I tappi che restano attaccati alle bottiglie vogliono essere un modo per limitare la plastica dispersa nell'ambiente: ma è davvero la soluzione?
Ci avete fatto caso anche voi? Da un po’ di tempo a questa parte i tappi delle bottiglie di plastica monouso (acqua, succhi di frutta, bevande gassate) non si staccano del tutto una volta svitati, ma restano attaccati alla filettatura della bottiglia.
Da dove ha origine questa novità e qual è il suo scopo? Si tratta dei cosiddetti tethered caps (tappi attaccati), ovvero di tappi pensati per restare agganciati alla bottiglia.
La loro introduzione, per ora a liberà scelta dei brand produttori di bottiglie, diventerà un obbligo a partire dal 2024 come disposto dalla direttiva UE 904 del 2019, che prevede l’obbligo di tethered caps per tutti i contenitori di bevande in PET di capienza inferiore ai tre litri.
Lo scopo è quello di ridurre la quantità di rifiuti plastici che finiscono dispersi nell’ambiente e che si degradano, dando origine a pericolose microplastiche.
I tappi, infatti, tendono a separarsi dalle bottiglie e a disperdersi più facilmente nell’ambiente a causa delle loro dimensioni contenute.

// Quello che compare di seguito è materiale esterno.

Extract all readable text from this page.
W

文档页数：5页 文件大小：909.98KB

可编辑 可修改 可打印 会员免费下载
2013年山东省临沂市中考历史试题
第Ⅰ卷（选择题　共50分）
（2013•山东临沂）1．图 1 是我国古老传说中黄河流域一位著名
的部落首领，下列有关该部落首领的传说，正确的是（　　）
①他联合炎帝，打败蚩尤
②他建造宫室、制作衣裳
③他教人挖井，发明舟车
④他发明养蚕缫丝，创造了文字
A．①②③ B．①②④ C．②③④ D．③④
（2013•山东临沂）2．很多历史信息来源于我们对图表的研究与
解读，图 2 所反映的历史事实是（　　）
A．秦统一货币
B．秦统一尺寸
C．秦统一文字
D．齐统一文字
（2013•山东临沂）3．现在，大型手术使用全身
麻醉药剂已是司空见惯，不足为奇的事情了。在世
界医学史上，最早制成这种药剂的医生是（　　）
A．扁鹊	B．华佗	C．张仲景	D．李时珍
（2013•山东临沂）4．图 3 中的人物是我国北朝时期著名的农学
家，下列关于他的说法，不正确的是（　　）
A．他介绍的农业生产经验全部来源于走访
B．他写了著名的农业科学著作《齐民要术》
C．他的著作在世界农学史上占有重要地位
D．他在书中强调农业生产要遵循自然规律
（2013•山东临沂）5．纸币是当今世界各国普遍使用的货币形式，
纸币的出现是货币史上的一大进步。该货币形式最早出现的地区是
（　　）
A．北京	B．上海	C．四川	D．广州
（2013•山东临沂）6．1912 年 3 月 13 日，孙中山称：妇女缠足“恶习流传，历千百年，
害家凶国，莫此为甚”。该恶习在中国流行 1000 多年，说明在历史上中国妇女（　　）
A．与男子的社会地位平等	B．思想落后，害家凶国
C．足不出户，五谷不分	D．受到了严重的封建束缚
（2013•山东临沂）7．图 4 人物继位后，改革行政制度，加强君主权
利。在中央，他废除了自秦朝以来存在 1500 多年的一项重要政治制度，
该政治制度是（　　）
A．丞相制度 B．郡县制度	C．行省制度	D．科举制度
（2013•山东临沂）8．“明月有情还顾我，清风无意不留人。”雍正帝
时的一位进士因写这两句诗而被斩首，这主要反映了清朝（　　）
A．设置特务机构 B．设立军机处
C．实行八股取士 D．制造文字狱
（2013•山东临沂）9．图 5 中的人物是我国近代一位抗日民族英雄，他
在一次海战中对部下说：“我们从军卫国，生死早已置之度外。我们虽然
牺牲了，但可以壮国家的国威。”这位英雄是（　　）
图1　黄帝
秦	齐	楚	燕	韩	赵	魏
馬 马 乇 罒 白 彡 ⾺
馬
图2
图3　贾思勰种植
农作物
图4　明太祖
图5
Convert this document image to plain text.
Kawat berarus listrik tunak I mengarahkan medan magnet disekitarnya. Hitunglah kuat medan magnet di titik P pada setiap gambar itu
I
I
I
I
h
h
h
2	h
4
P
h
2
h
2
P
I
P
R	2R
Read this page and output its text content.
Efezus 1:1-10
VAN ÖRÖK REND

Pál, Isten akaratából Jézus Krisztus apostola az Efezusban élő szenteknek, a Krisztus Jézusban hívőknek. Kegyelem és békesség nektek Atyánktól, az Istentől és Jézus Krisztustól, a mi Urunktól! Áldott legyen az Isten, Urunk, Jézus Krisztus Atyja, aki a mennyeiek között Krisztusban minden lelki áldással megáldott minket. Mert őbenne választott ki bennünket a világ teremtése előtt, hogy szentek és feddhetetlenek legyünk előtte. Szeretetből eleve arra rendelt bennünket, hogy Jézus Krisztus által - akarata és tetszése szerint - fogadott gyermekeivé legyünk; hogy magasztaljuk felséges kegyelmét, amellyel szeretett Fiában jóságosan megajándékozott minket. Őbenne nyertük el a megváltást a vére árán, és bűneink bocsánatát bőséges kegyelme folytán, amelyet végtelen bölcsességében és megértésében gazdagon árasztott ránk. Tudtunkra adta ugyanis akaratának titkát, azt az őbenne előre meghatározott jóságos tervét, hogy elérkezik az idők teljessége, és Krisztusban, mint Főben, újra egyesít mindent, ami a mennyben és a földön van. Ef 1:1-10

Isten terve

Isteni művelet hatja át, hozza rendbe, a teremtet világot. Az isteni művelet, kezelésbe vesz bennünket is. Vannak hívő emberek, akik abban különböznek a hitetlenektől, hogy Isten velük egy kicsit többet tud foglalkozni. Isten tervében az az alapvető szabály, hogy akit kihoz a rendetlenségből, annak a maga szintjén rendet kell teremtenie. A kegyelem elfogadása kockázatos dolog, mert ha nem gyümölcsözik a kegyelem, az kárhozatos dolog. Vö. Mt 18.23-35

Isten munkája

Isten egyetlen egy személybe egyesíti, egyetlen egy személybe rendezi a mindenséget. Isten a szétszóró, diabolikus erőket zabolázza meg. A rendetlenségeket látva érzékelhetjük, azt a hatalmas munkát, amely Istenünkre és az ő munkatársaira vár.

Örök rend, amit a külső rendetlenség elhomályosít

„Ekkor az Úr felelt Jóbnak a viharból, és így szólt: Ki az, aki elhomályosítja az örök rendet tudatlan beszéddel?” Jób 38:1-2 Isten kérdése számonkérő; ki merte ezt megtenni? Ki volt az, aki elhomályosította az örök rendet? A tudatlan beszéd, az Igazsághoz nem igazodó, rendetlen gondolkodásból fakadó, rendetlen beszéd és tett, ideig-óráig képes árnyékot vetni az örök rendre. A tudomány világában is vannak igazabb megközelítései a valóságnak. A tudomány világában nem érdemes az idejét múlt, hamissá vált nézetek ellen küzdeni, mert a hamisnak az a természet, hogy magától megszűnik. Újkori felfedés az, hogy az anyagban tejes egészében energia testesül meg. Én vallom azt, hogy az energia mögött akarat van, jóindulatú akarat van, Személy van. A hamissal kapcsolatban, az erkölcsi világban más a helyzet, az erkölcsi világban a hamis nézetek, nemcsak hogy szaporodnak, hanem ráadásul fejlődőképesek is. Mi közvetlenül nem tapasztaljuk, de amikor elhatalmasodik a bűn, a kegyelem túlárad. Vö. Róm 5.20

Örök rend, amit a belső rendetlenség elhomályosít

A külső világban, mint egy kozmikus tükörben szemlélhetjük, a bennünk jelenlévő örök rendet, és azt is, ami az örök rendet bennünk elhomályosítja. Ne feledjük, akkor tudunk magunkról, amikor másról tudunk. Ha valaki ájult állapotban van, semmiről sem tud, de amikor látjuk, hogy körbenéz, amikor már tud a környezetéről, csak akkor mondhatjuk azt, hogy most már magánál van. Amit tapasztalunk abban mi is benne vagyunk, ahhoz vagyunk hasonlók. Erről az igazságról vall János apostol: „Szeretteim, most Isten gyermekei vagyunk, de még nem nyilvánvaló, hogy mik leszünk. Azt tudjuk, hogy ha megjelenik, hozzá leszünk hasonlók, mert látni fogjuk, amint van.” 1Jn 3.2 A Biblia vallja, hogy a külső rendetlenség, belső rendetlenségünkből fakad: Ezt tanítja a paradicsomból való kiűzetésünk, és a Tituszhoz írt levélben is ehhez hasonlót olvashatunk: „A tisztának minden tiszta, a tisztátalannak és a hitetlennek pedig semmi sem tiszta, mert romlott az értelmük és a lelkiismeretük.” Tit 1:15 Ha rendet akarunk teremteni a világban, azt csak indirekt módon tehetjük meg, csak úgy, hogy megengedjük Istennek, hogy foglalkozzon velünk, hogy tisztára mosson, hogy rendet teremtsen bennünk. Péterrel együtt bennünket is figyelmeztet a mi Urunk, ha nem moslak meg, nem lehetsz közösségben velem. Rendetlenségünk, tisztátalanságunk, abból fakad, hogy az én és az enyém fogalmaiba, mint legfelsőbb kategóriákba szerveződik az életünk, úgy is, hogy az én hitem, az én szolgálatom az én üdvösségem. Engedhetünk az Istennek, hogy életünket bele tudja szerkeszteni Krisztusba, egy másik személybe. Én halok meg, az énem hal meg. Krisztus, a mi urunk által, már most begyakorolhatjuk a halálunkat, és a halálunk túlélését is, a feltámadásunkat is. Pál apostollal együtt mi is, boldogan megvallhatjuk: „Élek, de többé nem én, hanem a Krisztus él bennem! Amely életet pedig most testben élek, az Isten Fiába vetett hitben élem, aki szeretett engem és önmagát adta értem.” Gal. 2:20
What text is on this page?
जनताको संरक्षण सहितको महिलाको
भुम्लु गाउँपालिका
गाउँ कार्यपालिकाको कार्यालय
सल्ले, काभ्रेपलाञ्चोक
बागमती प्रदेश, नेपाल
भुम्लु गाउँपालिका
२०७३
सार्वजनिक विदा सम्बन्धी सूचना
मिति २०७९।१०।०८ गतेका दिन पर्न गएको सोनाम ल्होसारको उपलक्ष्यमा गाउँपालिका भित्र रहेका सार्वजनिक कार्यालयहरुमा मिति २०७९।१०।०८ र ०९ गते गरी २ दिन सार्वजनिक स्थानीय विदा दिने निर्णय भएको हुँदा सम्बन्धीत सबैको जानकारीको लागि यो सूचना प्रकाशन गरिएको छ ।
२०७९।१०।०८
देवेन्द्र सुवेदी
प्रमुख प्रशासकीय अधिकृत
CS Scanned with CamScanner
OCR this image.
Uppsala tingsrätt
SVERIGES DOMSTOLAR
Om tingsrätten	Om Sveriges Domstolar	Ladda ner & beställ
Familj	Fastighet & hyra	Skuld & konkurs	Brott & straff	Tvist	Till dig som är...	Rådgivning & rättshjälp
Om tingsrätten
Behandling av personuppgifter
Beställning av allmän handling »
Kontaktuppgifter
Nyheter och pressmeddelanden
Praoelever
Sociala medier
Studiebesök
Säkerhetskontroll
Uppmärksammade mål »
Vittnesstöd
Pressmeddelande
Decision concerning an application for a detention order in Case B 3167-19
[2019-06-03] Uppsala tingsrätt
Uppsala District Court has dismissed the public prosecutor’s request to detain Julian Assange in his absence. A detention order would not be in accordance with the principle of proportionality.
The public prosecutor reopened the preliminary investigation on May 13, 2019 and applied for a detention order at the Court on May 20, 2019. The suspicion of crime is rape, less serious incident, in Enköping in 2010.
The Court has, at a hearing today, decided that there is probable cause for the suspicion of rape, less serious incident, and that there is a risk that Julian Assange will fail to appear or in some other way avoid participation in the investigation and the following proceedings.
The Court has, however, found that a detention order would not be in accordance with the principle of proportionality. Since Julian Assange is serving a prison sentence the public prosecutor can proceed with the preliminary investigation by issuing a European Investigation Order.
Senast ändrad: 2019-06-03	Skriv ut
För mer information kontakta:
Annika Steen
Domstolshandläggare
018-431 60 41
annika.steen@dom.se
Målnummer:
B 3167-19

Oltre a rilasciare microplastiche, poi, possono essere ingeriti da pesci, tartarughe e altri animali marini, che possono morire soffocati da essi.
Alcuni colossi multinazionali, come Coca Cola, hanno già adottato la misura dei tethered caps su tutti i loro prodotti e hanno promosso il cambiamento con una grande azione mediatica che quasi fa perdere di vista il fatto che il vero problema non sono i tappi di bottiglia, ma le bottiglie.
Ogni giorno continuano a essere prodotte migliaia di bottiglie di plastica usa e getta che non vengono riciclate e che finiscono disperse nell’ambiente, a galleggiare sui corsi d’acqua, nelle pance degli animali.
Tenere il tappo attaccato non risolverà questo enorme problema che anzi continua a crescere, come dimostrano i recenti numeri.